In research carried out in the United States, particle physicists have shown that light pulses can be accelerated to up to 300 times their normal velocity of 186,000 miles per second.

The implications, like the speed, are mind-boggling. On one interpretation it means that light will arrive at its destination almost before it has started its journey. In effect, it is leaping forward in time.

Exact details of the findings remain confidential because they have been submitted to Nature, the international scientific journal, for review prior to possible publication.

The work was carried out by Dr Lijun Wang, of the NEC research institute in Princeton, who transmitted a pulse of light towards a chamber filled with specially treated caesium gas.

Before the pulse had fully entered the chamber it had gone right through it and travelled a further 60ft across the laboratory. In effect it existed in two places at once, a phenomenon that Wang explains by saying it travelled 300 times faster than light.

The research is already causing controversy among physicists. What bothers them is that if light could travel forward in time it could carry information.

 

This would breach one of the basic principles in physics - causality, which says that a cause must come before an effect. It would also shatter Einstein’s theory of relativity since it depends in part on the speed of light being unbreakable.

This weekend Wang said he could not give details but confirmed:

"Our light pulses did indeed travel faster than the accepted speed of light. I hope it will give us a much better understanding of the nature of light and how it behaves."

Dr Raymond Chiao, professor of physics at the University of California at Berkeley, who is familiar with Wang’s work, said he was impressed by the findings.

"This is a fascinating experiment," he said.

In Italy, another group of physicists has also succeeded in breaking the light speed barrier.

 

In a newly published paper, physicists at the Italian National Research Council described how they propagated microwaves at 25% above normal light speed. The group speculates that it could be possible to transmit information faster than light.

Dr Guenter Nimtz, of Cologne University, an expert in the field, agrees. He believes that information can be sent faster than light and last week gave a paper describing how it could be done to a conference in Edinburgh.

 

He believes, however, that this will not breach the principle of causality because the time taken to interpret the signal would fritter away all the savings.
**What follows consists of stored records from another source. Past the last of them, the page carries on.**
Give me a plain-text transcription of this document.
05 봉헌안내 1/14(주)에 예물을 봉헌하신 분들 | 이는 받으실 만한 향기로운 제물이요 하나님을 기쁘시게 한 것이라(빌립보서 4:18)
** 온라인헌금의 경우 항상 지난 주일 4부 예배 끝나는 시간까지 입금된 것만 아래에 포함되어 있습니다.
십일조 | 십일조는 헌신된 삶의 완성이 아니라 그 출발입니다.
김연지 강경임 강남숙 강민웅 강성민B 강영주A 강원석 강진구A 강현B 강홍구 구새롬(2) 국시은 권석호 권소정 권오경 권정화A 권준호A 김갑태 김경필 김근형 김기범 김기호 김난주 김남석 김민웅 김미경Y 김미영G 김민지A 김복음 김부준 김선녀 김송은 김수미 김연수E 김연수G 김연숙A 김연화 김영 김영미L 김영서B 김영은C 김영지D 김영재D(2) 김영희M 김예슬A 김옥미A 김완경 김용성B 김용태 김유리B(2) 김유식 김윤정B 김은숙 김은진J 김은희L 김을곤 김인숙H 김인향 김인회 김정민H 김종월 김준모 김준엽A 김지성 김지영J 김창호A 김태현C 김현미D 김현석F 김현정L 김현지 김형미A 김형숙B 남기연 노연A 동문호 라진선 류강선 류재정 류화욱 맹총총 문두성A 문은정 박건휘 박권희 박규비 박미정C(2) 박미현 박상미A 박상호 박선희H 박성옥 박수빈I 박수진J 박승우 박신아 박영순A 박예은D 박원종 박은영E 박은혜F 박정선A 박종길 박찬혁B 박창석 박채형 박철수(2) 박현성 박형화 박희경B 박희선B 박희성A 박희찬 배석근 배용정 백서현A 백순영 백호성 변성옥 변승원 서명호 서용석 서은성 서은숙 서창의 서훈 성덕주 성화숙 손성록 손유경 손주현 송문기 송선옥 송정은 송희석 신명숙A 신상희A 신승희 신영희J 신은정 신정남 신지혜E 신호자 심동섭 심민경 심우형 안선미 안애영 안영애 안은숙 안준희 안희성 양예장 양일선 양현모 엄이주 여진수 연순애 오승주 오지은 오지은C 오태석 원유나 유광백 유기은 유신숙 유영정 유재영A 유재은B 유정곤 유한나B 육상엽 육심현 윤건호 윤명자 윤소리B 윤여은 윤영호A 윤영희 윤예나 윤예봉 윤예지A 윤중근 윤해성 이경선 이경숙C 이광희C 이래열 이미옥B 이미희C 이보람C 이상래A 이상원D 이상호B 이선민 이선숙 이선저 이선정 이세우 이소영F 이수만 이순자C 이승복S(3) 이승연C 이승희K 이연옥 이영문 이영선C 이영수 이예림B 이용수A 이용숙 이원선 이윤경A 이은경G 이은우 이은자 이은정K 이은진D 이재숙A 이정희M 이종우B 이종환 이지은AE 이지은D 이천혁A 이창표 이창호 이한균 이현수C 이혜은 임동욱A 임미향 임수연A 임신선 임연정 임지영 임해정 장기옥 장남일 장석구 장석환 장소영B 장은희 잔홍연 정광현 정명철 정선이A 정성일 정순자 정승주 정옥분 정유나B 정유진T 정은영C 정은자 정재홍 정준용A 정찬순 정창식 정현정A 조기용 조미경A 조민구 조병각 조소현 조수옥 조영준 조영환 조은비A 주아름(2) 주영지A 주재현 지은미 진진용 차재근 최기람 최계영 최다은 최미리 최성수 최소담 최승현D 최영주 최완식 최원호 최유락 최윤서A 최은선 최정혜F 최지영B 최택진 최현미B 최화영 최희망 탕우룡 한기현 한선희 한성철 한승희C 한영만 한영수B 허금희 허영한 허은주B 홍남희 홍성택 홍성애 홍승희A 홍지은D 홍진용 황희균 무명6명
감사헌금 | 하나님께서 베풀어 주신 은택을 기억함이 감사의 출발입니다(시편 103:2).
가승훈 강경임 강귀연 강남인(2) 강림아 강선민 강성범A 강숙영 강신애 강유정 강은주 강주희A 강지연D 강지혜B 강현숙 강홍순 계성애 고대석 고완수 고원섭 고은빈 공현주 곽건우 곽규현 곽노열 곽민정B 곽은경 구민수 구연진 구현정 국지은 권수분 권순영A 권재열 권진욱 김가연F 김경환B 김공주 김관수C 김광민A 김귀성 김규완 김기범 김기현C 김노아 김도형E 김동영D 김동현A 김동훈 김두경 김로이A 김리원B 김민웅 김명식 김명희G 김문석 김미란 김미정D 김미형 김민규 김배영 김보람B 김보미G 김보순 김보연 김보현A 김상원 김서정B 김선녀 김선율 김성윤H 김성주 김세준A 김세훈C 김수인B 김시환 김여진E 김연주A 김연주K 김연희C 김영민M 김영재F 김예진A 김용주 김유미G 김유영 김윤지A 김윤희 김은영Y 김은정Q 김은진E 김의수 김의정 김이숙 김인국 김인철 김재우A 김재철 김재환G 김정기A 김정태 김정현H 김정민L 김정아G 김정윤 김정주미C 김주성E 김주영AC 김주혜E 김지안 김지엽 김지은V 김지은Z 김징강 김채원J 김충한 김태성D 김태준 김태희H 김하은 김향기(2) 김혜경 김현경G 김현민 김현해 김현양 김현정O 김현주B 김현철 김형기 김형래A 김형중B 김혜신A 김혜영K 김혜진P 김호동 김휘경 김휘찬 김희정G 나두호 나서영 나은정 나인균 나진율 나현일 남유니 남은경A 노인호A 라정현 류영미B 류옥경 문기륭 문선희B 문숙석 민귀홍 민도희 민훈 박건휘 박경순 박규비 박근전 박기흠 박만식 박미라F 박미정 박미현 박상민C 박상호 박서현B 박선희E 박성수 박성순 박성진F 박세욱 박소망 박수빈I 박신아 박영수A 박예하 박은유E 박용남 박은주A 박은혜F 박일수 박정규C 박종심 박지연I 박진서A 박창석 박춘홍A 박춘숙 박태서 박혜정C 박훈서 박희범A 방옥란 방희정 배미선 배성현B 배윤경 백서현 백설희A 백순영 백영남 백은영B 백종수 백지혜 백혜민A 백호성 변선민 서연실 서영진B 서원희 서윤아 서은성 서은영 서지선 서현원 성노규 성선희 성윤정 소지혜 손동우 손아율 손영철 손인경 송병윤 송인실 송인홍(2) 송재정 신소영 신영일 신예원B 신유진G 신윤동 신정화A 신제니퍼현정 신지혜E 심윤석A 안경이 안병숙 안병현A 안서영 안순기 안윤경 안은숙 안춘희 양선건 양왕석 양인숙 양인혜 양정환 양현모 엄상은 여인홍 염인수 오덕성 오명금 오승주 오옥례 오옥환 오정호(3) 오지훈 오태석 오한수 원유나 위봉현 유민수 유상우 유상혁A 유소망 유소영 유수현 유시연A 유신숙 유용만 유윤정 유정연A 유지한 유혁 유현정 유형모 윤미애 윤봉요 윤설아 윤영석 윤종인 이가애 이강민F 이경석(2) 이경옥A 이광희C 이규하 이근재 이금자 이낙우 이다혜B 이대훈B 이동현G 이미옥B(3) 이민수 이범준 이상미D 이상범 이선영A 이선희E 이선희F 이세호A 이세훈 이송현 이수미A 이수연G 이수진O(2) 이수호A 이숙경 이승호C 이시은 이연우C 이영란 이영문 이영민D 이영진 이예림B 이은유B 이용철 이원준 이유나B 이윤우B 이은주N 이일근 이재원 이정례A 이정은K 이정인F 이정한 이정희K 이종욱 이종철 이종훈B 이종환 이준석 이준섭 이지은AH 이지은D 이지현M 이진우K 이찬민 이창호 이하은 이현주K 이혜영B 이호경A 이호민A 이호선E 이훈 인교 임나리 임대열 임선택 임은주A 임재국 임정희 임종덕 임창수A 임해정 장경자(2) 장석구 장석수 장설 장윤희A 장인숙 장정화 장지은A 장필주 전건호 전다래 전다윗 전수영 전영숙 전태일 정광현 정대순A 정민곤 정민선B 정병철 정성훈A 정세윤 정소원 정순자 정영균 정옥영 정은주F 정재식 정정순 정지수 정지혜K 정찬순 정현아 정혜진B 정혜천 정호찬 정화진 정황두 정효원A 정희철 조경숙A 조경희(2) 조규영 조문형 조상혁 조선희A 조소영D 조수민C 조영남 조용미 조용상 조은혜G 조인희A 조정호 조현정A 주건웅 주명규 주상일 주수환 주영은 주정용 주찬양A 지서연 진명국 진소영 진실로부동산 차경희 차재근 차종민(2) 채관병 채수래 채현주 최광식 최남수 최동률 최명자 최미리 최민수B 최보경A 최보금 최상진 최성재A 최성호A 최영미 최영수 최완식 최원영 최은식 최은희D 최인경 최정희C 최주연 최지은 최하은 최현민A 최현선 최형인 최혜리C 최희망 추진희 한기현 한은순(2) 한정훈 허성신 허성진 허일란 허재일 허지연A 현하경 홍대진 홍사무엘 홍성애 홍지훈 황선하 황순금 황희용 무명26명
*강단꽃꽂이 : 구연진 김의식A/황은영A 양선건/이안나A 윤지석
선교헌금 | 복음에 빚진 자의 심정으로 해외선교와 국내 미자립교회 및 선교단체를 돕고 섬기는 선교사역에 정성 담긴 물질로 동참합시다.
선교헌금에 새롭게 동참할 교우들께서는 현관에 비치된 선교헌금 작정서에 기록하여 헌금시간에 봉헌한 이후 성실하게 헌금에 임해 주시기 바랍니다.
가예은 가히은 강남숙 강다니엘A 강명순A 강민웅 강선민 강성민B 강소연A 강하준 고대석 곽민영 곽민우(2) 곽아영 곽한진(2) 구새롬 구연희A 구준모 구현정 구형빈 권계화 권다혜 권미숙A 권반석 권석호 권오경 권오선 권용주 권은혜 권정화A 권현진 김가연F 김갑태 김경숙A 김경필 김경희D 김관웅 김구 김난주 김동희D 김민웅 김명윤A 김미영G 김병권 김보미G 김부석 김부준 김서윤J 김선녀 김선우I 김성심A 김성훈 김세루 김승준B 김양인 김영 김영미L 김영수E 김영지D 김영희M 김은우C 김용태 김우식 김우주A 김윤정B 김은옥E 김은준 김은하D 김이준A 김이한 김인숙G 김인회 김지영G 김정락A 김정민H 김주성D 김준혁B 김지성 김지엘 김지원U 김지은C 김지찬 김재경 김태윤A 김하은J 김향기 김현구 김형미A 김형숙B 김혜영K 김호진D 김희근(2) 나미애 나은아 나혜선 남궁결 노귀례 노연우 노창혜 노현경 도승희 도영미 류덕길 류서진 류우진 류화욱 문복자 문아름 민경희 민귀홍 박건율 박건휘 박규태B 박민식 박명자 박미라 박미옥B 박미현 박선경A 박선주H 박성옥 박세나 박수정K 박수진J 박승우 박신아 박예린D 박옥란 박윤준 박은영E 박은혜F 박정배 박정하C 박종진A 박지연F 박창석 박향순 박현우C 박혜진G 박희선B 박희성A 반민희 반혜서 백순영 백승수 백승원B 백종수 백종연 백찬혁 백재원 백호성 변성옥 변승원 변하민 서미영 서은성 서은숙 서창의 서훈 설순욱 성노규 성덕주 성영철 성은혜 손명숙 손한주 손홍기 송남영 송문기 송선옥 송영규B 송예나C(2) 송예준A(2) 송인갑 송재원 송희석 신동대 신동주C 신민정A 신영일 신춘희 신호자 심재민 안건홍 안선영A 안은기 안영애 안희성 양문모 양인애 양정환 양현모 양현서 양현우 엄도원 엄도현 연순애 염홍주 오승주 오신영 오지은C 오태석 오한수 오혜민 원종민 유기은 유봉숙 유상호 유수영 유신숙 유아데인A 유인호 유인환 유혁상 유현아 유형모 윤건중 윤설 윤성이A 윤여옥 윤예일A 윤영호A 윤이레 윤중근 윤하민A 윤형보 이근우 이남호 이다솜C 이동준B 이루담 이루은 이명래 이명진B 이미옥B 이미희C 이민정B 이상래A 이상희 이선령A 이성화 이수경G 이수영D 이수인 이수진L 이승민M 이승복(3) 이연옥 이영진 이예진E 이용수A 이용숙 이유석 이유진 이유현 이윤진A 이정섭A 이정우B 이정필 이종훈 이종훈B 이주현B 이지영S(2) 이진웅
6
"The most likely application for this is not in time travel but in speeding up the way signals move through computer circuits," he said.

Wang’s experiment is the latest and possibly the most important evidence that the physical world may not operate according to any of the accepted conventions.

In the new world that modern science is beginning to perceive, sub-atomic particles can apparently exist in two places at the same time - making no distinction between space and time.

Separate experiments carried out by Chiao illustrate this. He showed that in certain circumstances photons - the particles of which light is made - could apparently jump between two points separated by a barrier in what appears to be zero time.

 

The process, known as tunneling, has been used to make some of the most sensitive electron microscopes.

The implications of Wang’s experiments will arouse fierce debate. Many will question whether his work can be interpreted as proving that light can exceed its normal speed - suggesting that another mechanism may be at work.

Neil Turok, professor of mathematical physics at Cambridge University, said he awaited the details with interest, but added:

"I doubt this will change our view of the fundamental laws of physics."

Wang emphasizes that his experiments are relevant only to light and may not apply to other physical entities.

 

But scientists are beginning to accept that man may eventually exploit some of these characteristics for inter-stellar space travel.